After much back and forth and investigation, it was discovered that dad had swallowed
My gawd I love that man!


  1. Oh, no! Oops. :o) Since it is only two of us we make a lot of soup and freeze the left overs to grab for dinner on a busy night. I am so envious of all of your fresh items. Wondering if you get regular mail delivery? Does the mail person, FedEx, UPS curse at you when they have to deliver something to you? Can't imagine living 200+ miles from a grocery store. I guess you make do though. Happy New Year.

  2. We get mail on Mon, Wed and Fri. I am SO grateful we don't have to drive into town for it! UPS is a great guy, he's out here frequently, FedEX....well...lets just say it took 2 weeks to get an overnight delivery so we don't use them anymore.
    Have a great year this year yourself!!!

  3. Hahahaa!! That's too funny! Parents can be as entertaining as kids!
    I think a mill will be so great! We have an old Corona hand mill mt dad passed down to me.
    I don't recommend it. I distinctly remember dad out in the garage sweating bullets and grinding away. He must think I need the exercise.
    Love all the fresh stuff you guys raise!

  4. Petey I nearly chocked on my coffee when I read about Mom's hearing aids. (Strangely enough I can invsion a simular scene with my parents. ) Yep, we love 'em. :)
    Your meal sounds delicious and the photos of the fresh foods are YUMMY.
    Your photography talents just add another wonderful layer to your story telling. I am so glad I found you through TEG.

  5. I have been pressure-canning a lot more this year and it's just great. Our power goes down often and a freezer can be a liability. It's so nice to just grab a jar, heat it up with a little this and that, and voila! That chicken sounds so delicious, I may try it myself. My parents are up there in years and are getting more entertaining as the time goes on! Bet those were two very expensive pills...

  6. LOL Kristi! Maybe he gave it to you just to get away from it! I borrowed a hand butter churn once...gave it right back and went back to using my KA!
    Thank you Carol Dee :)
    Susan-the chicken was amazing. We lost a freezer last year so only meat goes in there if possible. (no choice when you butcher lambs and whole beeves...and lots of chickens...) Dad had to buy her new hearing aids, which I think was very gallant of him hahaha

  7. One of your best blogs!!!! The hearing aids part is just too funny. Love ya, Cheri

  8. Love this! I laughed out loud!!!

    I have a GREAT article from an online newsletter that I subscribed to a few years ago about pressure canning main dishes. I'll email it to you if you'd like? I have referenced the recipes in it many time to make spaghetti sauce, beans, chile, stews, etc. I love being able to open a meal-in-a- jar!

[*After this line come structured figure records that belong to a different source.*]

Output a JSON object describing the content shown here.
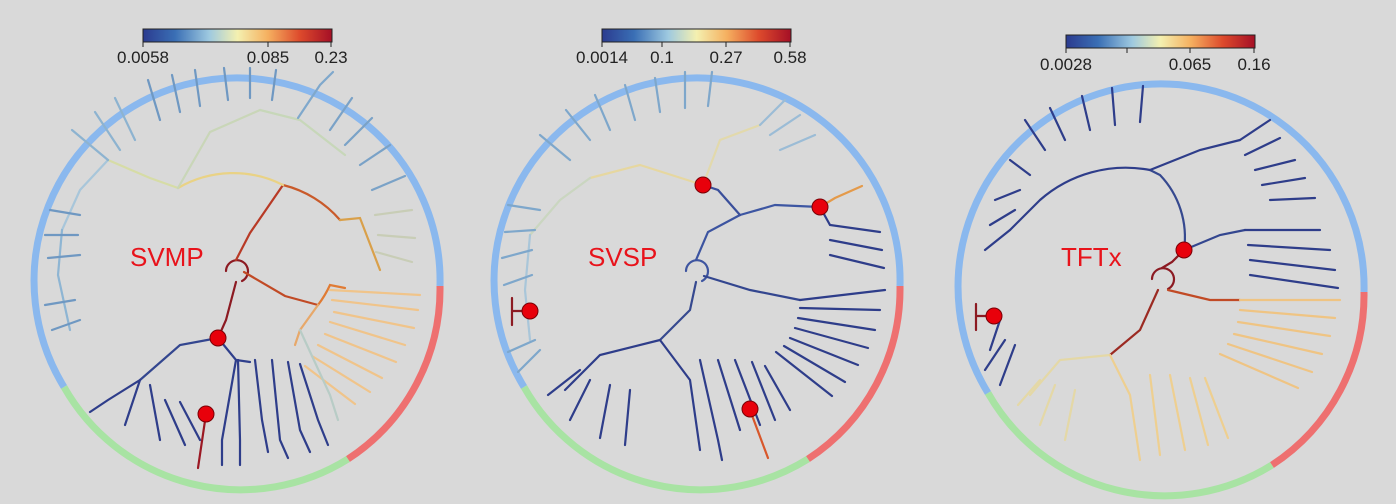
{
  "colors": {
    "background": "#d9d9d9",
    "label_red": "#e8131b",
    "node_marker": "#e8000b",
    "clade_blue": "#8ab8ee",
    "clade_red": "#ee7070",
    "clade_green": "#a8e3a3",
    "colormap": [
      "#2b3b8f",
      "#3a6fb5",
      "#9ec9e0",
      "#f4f0b0",
      "#f5b060",
      "#dd4a2c",
      "#a50f26"
    ]
  },
  "panels": [
    {
      "label": "SVMP",
      "colorbar_ticks": [
        "0.0058",
        "0.085",
        "0.23"
      ],
      "arcs": [
        {
          "clade": "blue",
          "from_deg": -88,
          "to_deg": 106
        },
        {
          "clade": "green",
          "from_deg": 108,
          "to_deg": 180
        },
        {
          "clade": "red",
          "from_deg": 182,
          "to_deg": 268
        }
      ],
      "marked_nodes": 2
    },
    {
      "label": "SVSP",
      "colorbar_ticks": [
        "0.0014",
        "0.1",
        "0.27",
        "0.58"
      ],
      "arcs": [
        {
          "clade": "blue",
          "from_deg": -88,
          "to_deg": 106
        },
        {
          "clade": "green",
          "from_deg": 108,
          "to_deg": 180
        },
        {
          "clade": "red",
          "from_deg": 182,
          "to_deg": 268
        }
      ],
      "marked_nodes": 4
    },
    {
      "label": "TFTx",
      "colorbar_ticks": [
        "0.0028",
        "0.065",
        "0.16"
      ],
      "arcs": [
        {
          "clade": "blue",
          "from_deg": -88,
          "to_deg": 106
        },
        {
          "clade": "green",
          "from_deg": 108,
          "to_deg": 180
        },
        {
          "clade": "red",
          "from_deg": 182,
          "to_deg": 268
        }
      ],
      "marked_nodes": 2
    }
  ]
}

    Here's my email: shawnabarr@sbcglobal.net. If you write me, I'll send you the article.

  9. Petey,
    I just love your blog.....I am in awe of the work that you do, and can only hope that someday I will be able to raise my own food as well as canning. I wanted to start canning this past fall, but that did not happen. Could you suggest an online site or a book that would help a newbie like me?


  10. Yes! The Ball Complete Book of Home Preserving is a GREAT book both for beginners and experienced canners. It explains in details both water bath and pressure canning and has 400 recipes. Canning is a lot of fun, really. Especially when you can admire the work on your pantry shelves and your table!

    1. thank you Petey.....I will be purchasing that book. I'm sure it must feel great to eat what you have grown and to know what is in the foot you are eating. I really need to start doing this....thanks again.....I love your blogs!